# bidding a shopping plaza..Help



## jpragana3 (Nov 17, 2007)

Hi Guys
I am in mass and need help coming up with a bid for a shopping plaza that is 218,000 sqf. pretty much wide open, all most no shoveling. most of the walkways & loading docks can be done with my small JD loader. there is plenty of places to put the snow. He wants a per push price, any help will be greatly appreciated. thanks jim


----------



## JD Dave (Mar 20, 2007)

Can you give us any less info?


----------



## LoneCowboy (Jan 2, 2007)

one pickup truck with an 8' blade and a good driver can do approximately 1.5 acres per hour.

That's about 60,000 square feet per hour.

that's 3.5 to 4 hours for one truck.

Multiply times your hourly rate.

Need more info for more info.


----------



## BMWSTUD25 (Aug 21, 2008)

i think a honda snowblower on tracks should work fine and file snow into 20ft piles  but like JD said a little more info or a pic would be helpful? its hard to plow those if there are cars there as well......are they all gone at night


----------



## jpragana3 (Nov 17, 2007)

thanks for the quick response 
this property abuts one of my own pieces of property,so i wont have to travel. I have 2 of my own trucks & one small JD 3720 loader,my good friend has the sanding equipment & is going to figure out his cost for that, the building has 650ft of strait store front sidewalk & 2 loading docks that i can do most with my loader. I have plenty of equipment a phone call away. this guy wants a by the inch price with a 2 inch min. I am not trying to low ball this bid, i need to get paid for the good service i will provide. just i have never bid a large plaza like this.. thanks jim


----------



## Mark Oomkes (Dec 10, 2000)

JD Dave;595605 said:


> Can you give us any less info?


Dang, you're starting to sound like SF! tymusic


----------



## jpragana3 (Nov 17, 2007)

bmw
most all cars will be gone at nite...thanks


----------



## JD Dave (Mar 20, 2007)

LoneCowboy;595622 said:


> one pickup truck with an 8' blade and a good driver can do approximately 1.5 acres per hour.
> 
> That's about 60,000 square feet per hour.
> 
> ...


1.5 acres/hour for an 8 ft blade, that really depends on where the snow is supppose to go. I have 12 ft pushers that only do 1.5 acres/hour because they have to push the snow for a mile. If I was bidding something with an 8ft blade I wouldn't even think about it doing more then 1 acre/hour. JMO


----------



## Superior L & L (Oct 6, 2006)

JD Dave;595812 said:


> 1.5 acres/hour for an 8 ft blade, that really depends on where the snow is supppose to go. I have 12 ft pushers that only do 1.5 acres/hour because they have to push the snow for a mile.
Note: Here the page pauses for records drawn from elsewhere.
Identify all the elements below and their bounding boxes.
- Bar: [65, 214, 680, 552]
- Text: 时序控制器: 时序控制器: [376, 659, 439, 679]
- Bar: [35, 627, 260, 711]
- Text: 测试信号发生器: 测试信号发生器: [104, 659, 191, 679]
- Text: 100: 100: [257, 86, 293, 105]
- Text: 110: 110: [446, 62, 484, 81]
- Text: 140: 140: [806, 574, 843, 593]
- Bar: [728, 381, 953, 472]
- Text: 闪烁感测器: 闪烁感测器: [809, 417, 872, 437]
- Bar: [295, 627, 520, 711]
If I was bidding something with an 8ft blade I wouldn't even think about it doing more then 1 acre/hour. JMO


I base all my quotes on 1 acre per hour per truck. Then push them with 12-20' push boxes and plow 2-4 acres per hour
purplebou


----------



## JD Dave (Mar 20, 2007)

Superior L & L;595858 said:


> I base all my quotes on 1 acre per hour per truck. Then push them with 12-20' push boxes and plow 2-4 acres per hour
> purplebou


I like your thinking.


----------



## jpragana3 (Nov 17, 2007)

Guys 
how much should i charge by the hour per truck?
then the loader by the hour price?
then how much per hour over 10"?
5.5 acre =6hrs of plowing 
another 1 1/2 hrs on the loader..2"-4"$850/ 4"-6"$1300/ 6"-8"$1850/ 8"-10" $2590
does this sound right? help


----------



## Neige (Jan 29, 2008)

jpragana3;596447 said:


> Guys
> how much should i charge by the hour per truck?
> then the loader by the hour price?
> then how much per hour over 10"?
> ...


I don't get your question. If you are plowing per hour who cares how much snow is down. If there is 10 inches( don't know why you would wait that long) why would you charge more per hour, its going to take you longer so you make more money.
As for how much to charge per hour for a truck, thats really for you to decide. What are your costs, then add how much you want to make. Lets say you arrive at $65/hr. Then go and find out what the going rate is in your area. Lets say the rate is $90/hr. Now you decide what you can charge. Do you low ball and charge $65.00, or match the price of $90.00, or are you sure of yourself, and charge $100.00. Now reverse that scenario, you arrived at $90/hr and the going rate in your area is $65.00. Do you even bother.
You have to know your own numbers.


----------